Cardinal O’Brien said he’s only ever asked for one assignment. During the late 1960s, he requested permission to join the U.S. Army’s chaplaincy corps when he was a young priest serving at the U.S. Military Academy, West Point, but not yet a soldier.
“I was marrying cadets and burying them a year or two later because of Vietnam,” he said. “They were fine, fine men. Those were difficult times.”
Permission came for him to become an Army chaplain, but he also volunteered for some of the military’s toughest training — jump school. With a crucifix and jump wings, he shipped out to Vietnam in 1971 with the 173rd Airborne Brigade.
Paratroopers and seminarians have similar characters, Cardinal O’Brien explained. Quoting John 15:13, he said, “No one has greater love than this, to lay down one’s life for one’s friends.”
“And folks in the military,” he added, “give up their lives to total strangers. It’s a good lesson for all of us as Christians and certainly as seminarians that our life is one of sacrifice on behalf of others.”
The seminary created the Founder’s Medal to help celebrate its 125th anniversary. It is named for Archbishop Michael Corrigan of New York, who in 1891 laid the cornerstone for St. Joseph Seminary on Valentine Hill in the Dunwoodie section of Yonkers.
Archbishop of New York Cardinal Timothy Dolan celebrated Mass before the fundraiser. Representing the Diocese of Brooklyn were Bishop Robert Brennan and Bishop Emeritus Nicholas DiMarzio.
Cardinal Dolan discussed succeeding Cardinal O’Brien as the Pontifical North American College rector.

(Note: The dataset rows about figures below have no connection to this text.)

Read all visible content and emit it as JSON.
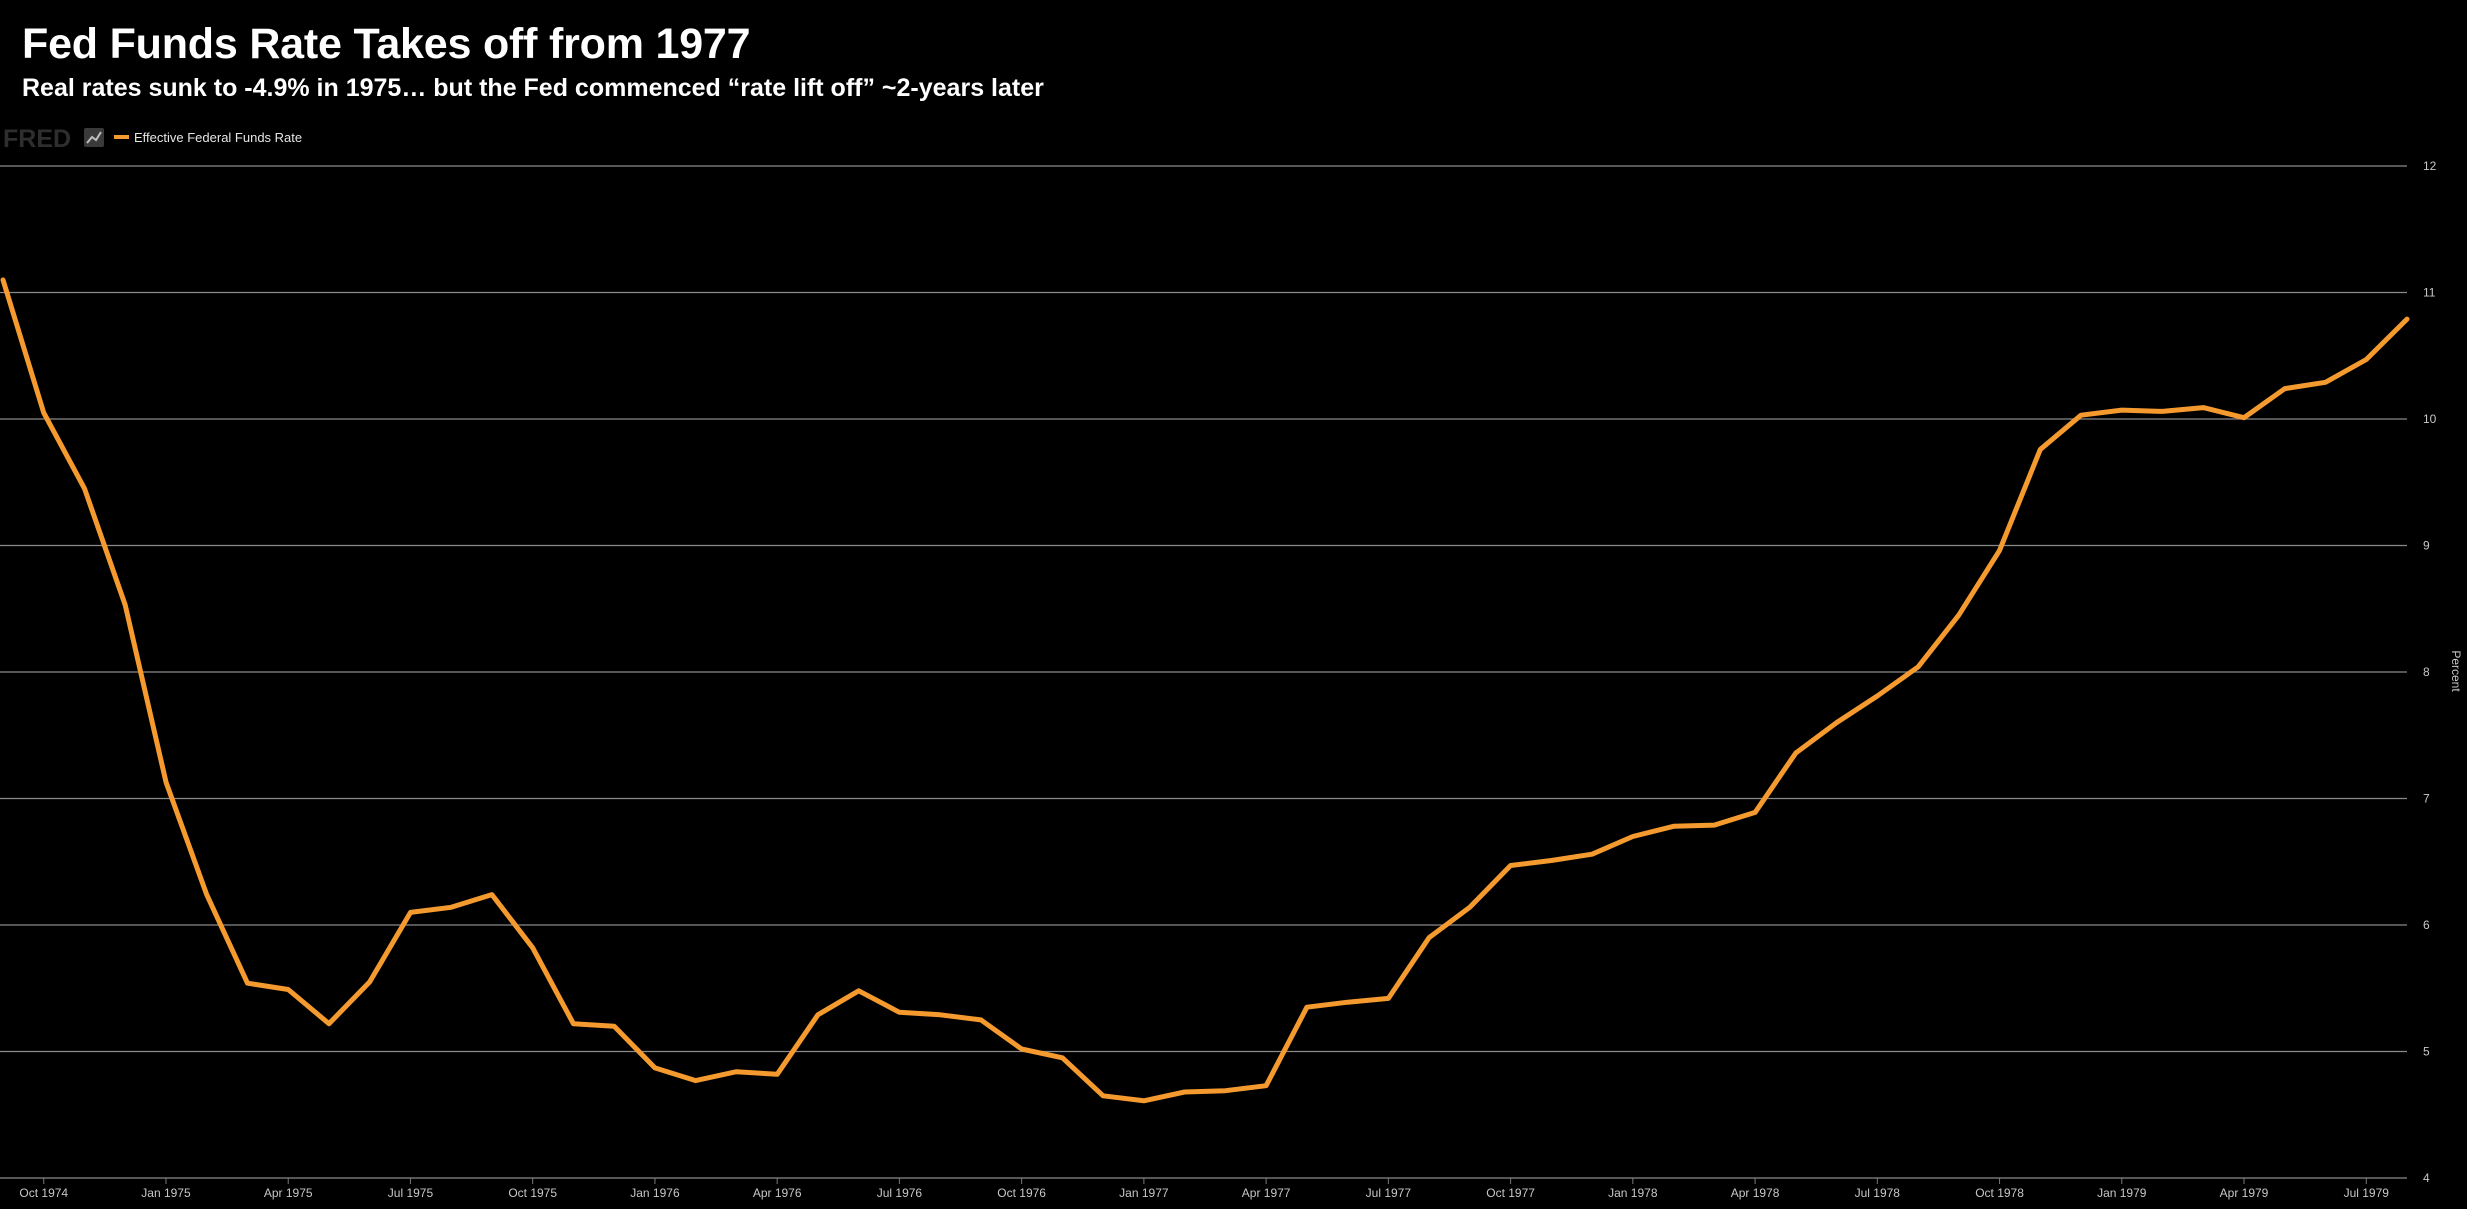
{
  "title": "Fed Funds Rate Takes off from 1977",
  "subtitle": "Real rates sunk to -4.9% in 1975… but the Fed commenced “rate lift off” ~2-years later",
  "brand": {
    "logo_text": "FRED",
    "icon": "chart-line-icon"
  },
  "colors": {
    "background": "#000000",
    "series": "#f59a2e",
    "grid": "#8a8a8a"
  },
  "chart_data": {
    "type": "line",
    "title": "Fed Funds Rate Takes off from 1977",
    "subtitle": "Real rates sunk to -4.9% in 1975… but the Fed commenced “rate lift off” ~2-years later",
    "xlabel": "",
    "ylabel": "Percent",
    "legend": "top-left",
    "grid": true,
    "ylim": [
      4,
      12
    ],
    "yticks": [
      4,
      5,
      6,
      7,
      8,
      9,
      10,
      11,
      12
    ],
    "xlim": [
      "1974-09",
      "1979-08"
    ],
    "xticks": [
      {
        "date": "1974-10",
        "label": "Oct 1974"
      },
      {
        "date": "1975-01",
        "label": "Jan 1975"
      },
      {
        "date": "1975-04",
        "label": "Apr 1975"
      },
      {
        "date": "1975-07",
        "label": "Jul 1975"
      },
      {
        "date": "1975-10",
        "label": "Oct 1975"
      },
      {
        "date": "1976-01",
        "label": "Jan 1976"
      },
      {
        "date": "1976-04",
        "label": "Apr 1976"
      },
      {
        "date": "1976-07",
        "label": "Jul 1976"
      },
      {
        "date": "1976-10",
        "label": "Oct 1976"
      },
      {
        "date": "1977-01",
        "label": "Jan 1977"
      },
      {
        "date": "1977-04",
        "label": "Apr 1977"
      },
      {
        "date": "1977-07",
        "label": "Jul 1977"
      },
      {
        "date": "1977-10",
        "label": "Oct 1977"
      },
      {
        "date": "1978-01",
        "label": "Jan 1978"
      },
      {
        "date": "1978-04",
        "label": "Apr 1978"
      },
      {
        "date": "1978-07",
        "label": "Jul 1978"
      },
      {
        "date": "1978-10",
        "label": "Oct 1978"
      },
      {
        "date": "1979-01",
        "label": "Jan 1979"
      },
      {
        "date": "1979-04",
        "label": "Apr 1979"
      },
      {
        "date": "1979-07",
        "label": "Jul 1979"
      }
    ],
    "series": [
      {
        "name": "Effective Federal Funds Rate",
        "x": [
          "1974-09",
          "1974-10",
          "1974-11",
          "1974-12",
          "1975-01",
          "1975-02",
          "1975-03",
          "1975-04",
          "1975-05",
          "1975-06",
          "1975-07",
          "1975-08",
          "1975-09",
          "1975-10",
          "1975-11",
          "1975-12",
          "1976-01",
          "1976-02",
          "1976-03",
          "1976-04",
          "1976-05",
          "1976-06",
          "1976-07",
          "1976-08",
          "1976-09",
          "1976-10",
          "1976-11",
          "1976-12",
          "1977-01",
          "1977-02",
          "1977-03",
          "1977-04",
          "1977-05",
          "1977-06",
          "1977-07",
          "1977-08",
          "1977-09",
          "1977-10",
          "1977-11",
          "1977-12",
          "1978-01",
          "1978-02",
          "1978-03",
          "1978-04",
          "1978-05",
          "1978-06",
          "1978-07",
          "1978-08",
          "1978-09",
          "1978-10",
          "1978-11",
          "1978-12",
          "1979-01",
          "1979-02",
          "1979-03",
          "1979-04",
          "1979-05",
          "1979-06",
          "1979-07",
          "1979-08"
        ],
        "y": [
          11.1,
          10.05,
          9.45,
          8.53,
          7.13,
          6.24,
          5.54,
          5.49,
          5.22,
          5.55,
          6.1,
          6.14,
          6.24,
          5.82,
          5.22,
          5.2,
          4.87,
          4.77,
          4.84,
          4.82,
          5.29,
          5.48,
          5.31,
          5.29,
          5.25,
          5.02,
          4.95,
          4.65,
          4.61,
          4.68,
          4.69,
          4.73,
          5.35,
          5.39,
          5.42,
          5.9,
          6.14,
          6.47,
          6.51,
          6.56,
          6.7,
          6.78,
          6.79,
          6.89,
          7.36,
          7.6,
          7.81,
          8.04,
          8.45,
          8.96,
          9.76,
          10.03,
          10.07,
          10.06,
          10.09,
          10.01,
          10.24,
          10.29,
          10.47,
          10.79
        ]
      }
    ]
  }
}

“I had big shoes to follow,” Cardinal Dolan said. “And rector here twice? Wow. He is like the Mount Rushmore of this place.
“And he’s a man who was in the Synod of Bishops that advised John Paul II on the document on priestly formation (1990).”
Cardinal O’Brien said that, from that synod, Saint Pope John Paul II produced an apostolic letter in 1992 titled Pastores Dabo Vobis (“I Will Give You Shepherds”). The title is from Jeremiah 3:15, which the cardinal said he chose as his motto.
“It was a promise from God in the Old Testament, and one which Christ fulfilled in the New Testament,” he said. “The apostles and the priests became shepherds in his name and in his strength. So it was a motto I’ve never regretted.”